How times have changed.
Today we have the Internet and access to an amazing amount of information and resources which I am sure the average teenager would now take for granted. When Jimi was a teen, apart from touring guitar players AM radio (with poor sound quality in mono) was really the only way Jimi could tune in to the latest guitarists of the day. TV for someone like Jimi was probably not an option because they were simply too expensive. Despite all this Jimi used the power of networking to improve. He somehow knew the key to his success was going to be the result of connecting with other guitar players and preferably ones who could teach him something.
Survival in groups
We are influenced by our environment whether we like it or not. As the saying goes "No man (person) is an island". If you want to be a great guitarists then you need to connect with people who are going to influence you in a positive way. I doubt that Hendrix would have became half the guitarist he did had he just hung around his local neighbourhood in Seattle. Jimi knew he had to go where the guitar players were and that usually meant touring artists and eventually touring himself. The term 'Keeping up with the Jones' is not some out of date throw away from a past era. It is as relevant today as ever. It has been shown that most people will earn pretty much the same money as their friends, have similar levels of fitness and even watch similar TV shows. We are tracking the every move of people around us whether it be conscious or unconscious. It's human nature to follow the group and is the result of evolution. Stay with the group and you are more likely the survive an attack from a predator.
Learning from Jimi
Jimi knew that he needed to connect with other musicians to improve and this strategy will also help you. This doesn't mean you only seek out friends who play music and exclude non-musical friends but you want to make sure there is at least one or two people in your life who share your passion for guitar. They don't even have to be guitarists. Just someone who will go to concerts with you and perhaps appreciates the guitar players you listen to.
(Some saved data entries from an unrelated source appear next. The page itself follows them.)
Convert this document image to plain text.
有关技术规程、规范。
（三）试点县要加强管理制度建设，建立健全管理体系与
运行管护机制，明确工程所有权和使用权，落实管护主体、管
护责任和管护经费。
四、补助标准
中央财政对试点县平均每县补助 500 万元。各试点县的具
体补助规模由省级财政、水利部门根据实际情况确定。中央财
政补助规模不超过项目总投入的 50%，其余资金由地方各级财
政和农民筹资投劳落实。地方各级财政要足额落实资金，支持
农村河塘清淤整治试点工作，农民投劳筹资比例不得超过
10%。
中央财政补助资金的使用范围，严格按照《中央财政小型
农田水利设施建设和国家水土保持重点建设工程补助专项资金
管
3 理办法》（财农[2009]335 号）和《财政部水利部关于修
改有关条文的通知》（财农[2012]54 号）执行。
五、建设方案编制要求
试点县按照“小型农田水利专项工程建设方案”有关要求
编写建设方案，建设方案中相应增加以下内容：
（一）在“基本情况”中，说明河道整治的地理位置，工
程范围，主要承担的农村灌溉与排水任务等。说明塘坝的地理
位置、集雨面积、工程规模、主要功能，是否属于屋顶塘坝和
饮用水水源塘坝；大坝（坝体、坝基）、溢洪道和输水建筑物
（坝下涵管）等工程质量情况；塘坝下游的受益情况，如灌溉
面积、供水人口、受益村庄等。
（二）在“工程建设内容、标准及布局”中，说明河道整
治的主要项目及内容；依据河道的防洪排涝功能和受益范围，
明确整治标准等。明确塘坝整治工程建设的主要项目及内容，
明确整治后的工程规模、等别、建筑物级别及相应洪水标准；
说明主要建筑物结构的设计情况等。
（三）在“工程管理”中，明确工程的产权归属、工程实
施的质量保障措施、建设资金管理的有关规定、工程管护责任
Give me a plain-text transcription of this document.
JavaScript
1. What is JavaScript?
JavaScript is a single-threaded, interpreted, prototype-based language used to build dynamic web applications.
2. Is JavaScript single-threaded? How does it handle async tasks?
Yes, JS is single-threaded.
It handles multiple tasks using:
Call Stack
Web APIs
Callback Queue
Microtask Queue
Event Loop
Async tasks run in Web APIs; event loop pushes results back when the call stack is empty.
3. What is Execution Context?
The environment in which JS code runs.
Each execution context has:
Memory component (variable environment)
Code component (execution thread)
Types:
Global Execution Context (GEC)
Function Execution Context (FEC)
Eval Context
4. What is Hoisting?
If you don't have someone like this in your life I suggest you start looking. The best place to start is with a guitar teacher because they can connect you with other students as well as introducing you to the places to go and guitar players to check out. Concerts are also a great way to surround yourself with people who share your passion. I think almost every concert I have ever been to in someway has inspired me and I inevitably end up talking to someone I have never met about the music we like. I am certainly not suggesting putting ads for guitar friends on bulletin boards but what I am saying is you should go where people who share your passion go and you will naturally connect with those people who share your passion.